Kesepakatan perubahan UUD 1945 dilakukan dengan cara “addendum”,
yakni perubahan UUD 1945 dilakukan dengan tetap mempertahankan naskah asli UUD
1945 sebagaimana terdapat dalam Lembaran Negara No. 75 Tahun 1959 hasil Dekrit Presiden 5 Juli 1959 dan naskah
perubahan-perubahan UUD 1945 diletakkan melekat pada naskah asli.
Penutup
Hukum tata
negara di Indonesia dari awal kemerdekaan selalu mengalami perubahan dan
perkembangan. Baik dalam hal sistem pemerintahan, konstitusi, dan sistem
pemerintahan. Perubahan itu menunjukkan bahwa di awal kemerdekaan, Negara
Republik Indonesia masih belum stabil. Para pemimpin dan tokoh negara Indonesia
masih berusaha mencoba dan menerapkan berbagai sistem agar ditemukan sistem
terbaik yang sesuai dengan bangsa Indonesia dan mencerminkan kepribadian
bangsa.
Setelah
dilakukannya amandemen dan dilakukannya reformasi, tidak menjadikan suatu
kepastian bahwa Hukum Tata Negara yang sekarang diterapkan di Indonesia tidak
akan mengalami perubahan lagi. Sebab, hukum senantiasa berkembang dan berubah
sesuai dengan kebutuhan dan perkembangan zaman. Biar bagaimanapun, hukum di
Indonesia tidak bersifat rigid atau kaku, tetapi bersifat elastis yang dapat
menerima perubahan.
Referensi
C.S.T. Kansil dan Christine S.T.
2000. Kansil. Hukum Tata Negara Republik Indonesia 1. Jakarta: PT.
Rineka Cipta.
C.S.T. Kansil. 1986. Pengantar
Ilmu Hukum dan Tata Hukum Indonesia. Jakarta: Balai Pustaka.

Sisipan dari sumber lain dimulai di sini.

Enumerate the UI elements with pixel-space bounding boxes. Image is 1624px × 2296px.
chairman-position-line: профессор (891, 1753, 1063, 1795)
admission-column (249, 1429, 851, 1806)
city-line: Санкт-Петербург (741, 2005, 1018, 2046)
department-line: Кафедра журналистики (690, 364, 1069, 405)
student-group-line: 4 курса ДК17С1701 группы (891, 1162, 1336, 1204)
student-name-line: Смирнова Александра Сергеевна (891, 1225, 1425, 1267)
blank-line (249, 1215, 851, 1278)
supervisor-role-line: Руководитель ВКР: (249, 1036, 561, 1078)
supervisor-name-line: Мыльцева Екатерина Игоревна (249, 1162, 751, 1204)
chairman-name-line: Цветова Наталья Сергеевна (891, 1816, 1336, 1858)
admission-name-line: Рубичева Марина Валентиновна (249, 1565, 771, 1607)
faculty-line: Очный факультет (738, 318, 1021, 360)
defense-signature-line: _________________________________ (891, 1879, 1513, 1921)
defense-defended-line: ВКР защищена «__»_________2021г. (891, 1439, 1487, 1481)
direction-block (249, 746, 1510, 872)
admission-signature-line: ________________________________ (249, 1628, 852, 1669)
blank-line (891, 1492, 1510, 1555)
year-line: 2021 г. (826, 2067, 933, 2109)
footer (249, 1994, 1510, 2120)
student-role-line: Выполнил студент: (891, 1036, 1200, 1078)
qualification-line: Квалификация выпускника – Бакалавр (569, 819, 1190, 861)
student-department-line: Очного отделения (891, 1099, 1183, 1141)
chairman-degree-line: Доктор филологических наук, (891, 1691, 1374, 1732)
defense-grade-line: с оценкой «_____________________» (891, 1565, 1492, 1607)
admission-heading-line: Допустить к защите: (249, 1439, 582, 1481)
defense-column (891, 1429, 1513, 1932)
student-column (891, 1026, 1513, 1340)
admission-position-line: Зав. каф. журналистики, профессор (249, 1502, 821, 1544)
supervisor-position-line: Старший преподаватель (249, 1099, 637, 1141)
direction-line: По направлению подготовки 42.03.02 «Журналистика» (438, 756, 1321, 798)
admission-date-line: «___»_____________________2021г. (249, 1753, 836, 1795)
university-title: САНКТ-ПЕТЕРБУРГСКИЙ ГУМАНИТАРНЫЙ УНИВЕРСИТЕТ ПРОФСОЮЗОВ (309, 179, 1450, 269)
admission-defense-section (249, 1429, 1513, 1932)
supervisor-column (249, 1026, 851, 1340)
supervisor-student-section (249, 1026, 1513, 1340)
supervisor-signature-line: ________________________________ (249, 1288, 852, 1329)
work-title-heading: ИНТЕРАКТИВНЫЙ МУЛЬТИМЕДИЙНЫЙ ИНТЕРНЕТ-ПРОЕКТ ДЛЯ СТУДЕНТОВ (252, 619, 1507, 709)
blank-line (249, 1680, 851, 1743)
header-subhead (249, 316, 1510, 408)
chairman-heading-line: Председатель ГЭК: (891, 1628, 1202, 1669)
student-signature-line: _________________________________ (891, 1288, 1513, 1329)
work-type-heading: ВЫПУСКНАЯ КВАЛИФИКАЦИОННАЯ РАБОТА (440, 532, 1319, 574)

Djamali, Abdoel. 2005. Pengantar
Hukum Indonesia Edisi Revisi. Jakarta: PT. RajaGrafindo Persada.
Huda,
Ni’matul. 2013. Hukum Tata Negara
Indonesia Jakarta: Rajawali Pers.
Ishaq. 2014. Pengantar Hukum
Indonesia (PHI). Jakarta: PT. RajaGrafindo Persada.
Kusnardi, Moh. 1981. Pengantar Hukum Tata Negara Indonesia.
Bandung: Sinar Bakti.
Masriani, Yulies Tiena. 2015. Pengantar
Hukum Indonesia. Jakarta: Sinar Grafika.
Radjab,
Dasril. 1982. Hukum Tata Negara Indonesia. Bandung: Alumni.